Critique de livre : « Demandez-moi encore », de Clare Sestanovich
Le premier recueil d'histoires de Clare Sestanovich, « Objets du désir » (2021), a présenté aux lecteurs un écrivain formellement accompli dont le style rappelle ses ancêtres réalistes et aliénés tels qu'Ann Beattie, Richard Yates et Mary Gaitskill.
Son sujet est également carrément new-yorkais de la vieille école (où elle était éditrice et où plusieurs de ses histoires ont été publiées). Ses protagonistes sont souvent bien éduqués mais étouffés : par des relations, des emplois et des vies qui ne sont pas aussi intéressants qu'ils l'espéraient. « De l’autre côté de la porte, la fête ressemblait à toutes les autres fêtes » est une observation assez courante.
Le premier roman de Sestanovich, « Ask Me Again », est en parfaite harmonie avec sa courte fiction, qui suit Eva, intelligente et émotionnellement hésitante, du lycée de New York jusqu'à ses premières années d'université. La trajectoire ascendante lente mais constante d'Eva, d'une prestigieuse université de type Yale à un « stage ennuyeux dans un journal passionnant » à Washington, DC, contraste avec le parcours troublé de son ami Jamie, qui est brillant, riche et peut-être, comme un des frères et sœurs Glass de Salinger, trop vaguement liés au monde matériel pour son propre bien.
Tandis qu'Eva se débat dans une relation intermittente avec Eli, un aspirant politicien et futur directeur des communications d'une jeune députée de New York qui ressemble beaucoup à Alexandria Ocasio-Cortez, Jamie se bat dans une école du nord de l'État « pour les bons enfants avec mauvaises habitudes », s'installe pendant une longue période dans la chambre d'enfance d'Eva à Brooklyn et s'implique profondément dans une église de vitrine axée sur la justice sociale.
Chacun de ces éléments a un sens intellectuel – le roman s’intéresse avec insistance aux différentes façons d’être « utile » au monde – mais les proportions sont fausses. La première moitié du livre est un bildungsroman posé sur la solitude des réalisations des élites ; pensez à « L'Idiot » d'Elif Batuman avec moins de blagues. La seconde moitié est remplie d'incidents : la députée devient une figure centrale et une source d'intrigues romantiques ; Jamie est impliqué dans un incendie mortel dans un entrepôt ; il y a une fusillade de masse dans un lycée du Queens – cela peut sembler à la fois périphérique et pas tout à fait réel.

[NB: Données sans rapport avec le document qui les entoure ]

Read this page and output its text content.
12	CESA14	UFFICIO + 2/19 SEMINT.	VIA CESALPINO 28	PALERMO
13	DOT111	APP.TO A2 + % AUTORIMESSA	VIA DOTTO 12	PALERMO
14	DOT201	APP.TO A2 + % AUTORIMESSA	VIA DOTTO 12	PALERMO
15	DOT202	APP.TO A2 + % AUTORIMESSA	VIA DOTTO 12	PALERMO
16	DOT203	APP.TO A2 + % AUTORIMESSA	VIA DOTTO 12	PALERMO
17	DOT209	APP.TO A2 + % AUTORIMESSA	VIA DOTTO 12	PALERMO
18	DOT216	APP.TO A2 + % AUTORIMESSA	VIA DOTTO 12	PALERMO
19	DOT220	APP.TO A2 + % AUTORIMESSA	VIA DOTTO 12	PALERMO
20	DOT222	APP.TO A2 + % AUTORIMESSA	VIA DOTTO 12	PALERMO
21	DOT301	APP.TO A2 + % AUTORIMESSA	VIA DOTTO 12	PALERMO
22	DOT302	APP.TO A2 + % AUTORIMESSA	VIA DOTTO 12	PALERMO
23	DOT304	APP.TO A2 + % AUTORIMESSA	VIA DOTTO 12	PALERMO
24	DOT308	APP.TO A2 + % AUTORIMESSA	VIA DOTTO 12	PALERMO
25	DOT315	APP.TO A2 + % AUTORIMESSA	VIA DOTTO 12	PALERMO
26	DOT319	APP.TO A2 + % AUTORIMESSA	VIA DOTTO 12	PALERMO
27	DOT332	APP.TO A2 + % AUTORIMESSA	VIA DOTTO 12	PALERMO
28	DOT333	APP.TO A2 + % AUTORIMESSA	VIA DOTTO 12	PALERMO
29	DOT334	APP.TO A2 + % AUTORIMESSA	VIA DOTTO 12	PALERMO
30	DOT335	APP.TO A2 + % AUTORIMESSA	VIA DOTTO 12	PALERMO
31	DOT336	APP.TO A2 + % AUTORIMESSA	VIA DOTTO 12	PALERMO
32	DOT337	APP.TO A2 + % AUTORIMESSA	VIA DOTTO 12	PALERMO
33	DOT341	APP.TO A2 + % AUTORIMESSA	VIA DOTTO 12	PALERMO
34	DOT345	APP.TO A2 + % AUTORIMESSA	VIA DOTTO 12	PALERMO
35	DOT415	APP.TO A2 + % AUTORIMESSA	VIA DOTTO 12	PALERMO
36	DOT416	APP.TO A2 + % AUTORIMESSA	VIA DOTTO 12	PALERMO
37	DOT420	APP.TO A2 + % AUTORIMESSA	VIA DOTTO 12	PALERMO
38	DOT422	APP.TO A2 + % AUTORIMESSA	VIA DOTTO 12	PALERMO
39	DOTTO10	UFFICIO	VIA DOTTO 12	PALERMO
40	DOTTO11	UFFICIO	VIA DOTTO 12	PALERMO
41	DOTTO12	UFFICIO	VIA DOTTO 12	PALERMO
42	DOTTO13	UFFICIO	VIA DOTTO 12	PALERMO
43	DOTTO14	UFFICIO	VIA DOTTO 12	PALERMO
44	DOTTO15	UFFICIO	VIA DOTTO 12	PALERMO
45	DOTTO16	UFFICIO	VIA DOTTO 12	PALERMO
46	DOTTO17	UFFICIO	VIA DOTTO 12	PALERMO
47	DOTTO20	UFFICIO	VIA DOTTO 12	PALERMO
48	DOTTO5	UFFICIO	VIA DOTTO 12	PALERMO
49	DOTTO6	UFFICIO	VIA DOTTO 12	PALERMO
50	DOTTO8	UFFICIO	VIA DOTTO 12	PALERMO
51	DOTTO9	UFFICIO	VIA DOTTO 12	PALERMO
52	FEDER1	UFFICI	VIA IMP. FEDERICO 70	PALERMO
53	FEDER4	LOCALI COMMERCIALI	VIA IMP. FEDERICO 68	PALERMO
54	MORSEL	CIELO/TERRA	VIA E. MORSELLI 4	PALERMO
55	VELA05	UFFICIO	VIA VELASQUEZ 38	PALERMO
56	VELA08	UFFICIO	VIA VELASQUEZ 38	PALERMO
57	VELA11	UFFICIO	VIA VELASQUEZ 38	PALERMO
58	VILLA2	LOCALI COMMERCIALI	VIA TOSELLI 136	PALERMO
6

Cela est dû en partie à des décisions frustrantes en matière de narration : les conséquences immédiates de la fusillade ne sont pas beaucoup explorées, et la biographie de la députée est si similaire à celle d'Ocasio-Cortez que la voir jouer à un jeu chargé de vérité ou d'action avec son équipe semble quelque peu fan fiction pieux. Mais il existe également une disjonction plus fondamentale entre les enjeux politiques du roman et le drame plus calme du développement personnel et philosophique d'Eva. Des choses se passent autour d'elle – « Les disputes ont été répétées, interprétées, applaudies », pense-t-elle, abasourdie à la suite de la fusillade – mais généralement pas pour elle.
Sestanovich peut être merveilleusement observateur de la dynamique sexuelle, comme dans une série de sextings post-rupture décrits avec précision et une rencontre surprenante le soir des élections ; et, comme dans ses histoires, la déception palpable de ses protagonistes face au monde est attachante, même si sa source n'est pas toujours claire. Mais à l’échelle d’un roman, l’hésitation de l’auteur devient insatisfaisante. Il y a un manque d'engagement envers les intrigues et les personnages, un abandon nerveux d'un engagement plus profond à des moments clés.
Jamie en particulier reste un chiffre. « Quoi était Jamie, ça intéresse ? Art? Politique? Éclaircissement? » Eva réfléchit, à mi-chemin du livre. « Il semblait changer continuellement, et pourtant, d'une minute à l'autre, il apparaissait à la porte comme il le faisait toujours – entièrement, indubitablement lui-même. » Nous ne pouvons jamais connaître complètement une autre personne, bien sûr, mais j'aurais aimé que l'auteur se rapproche un peu. Certaines fêtes sonnent différemment des autres.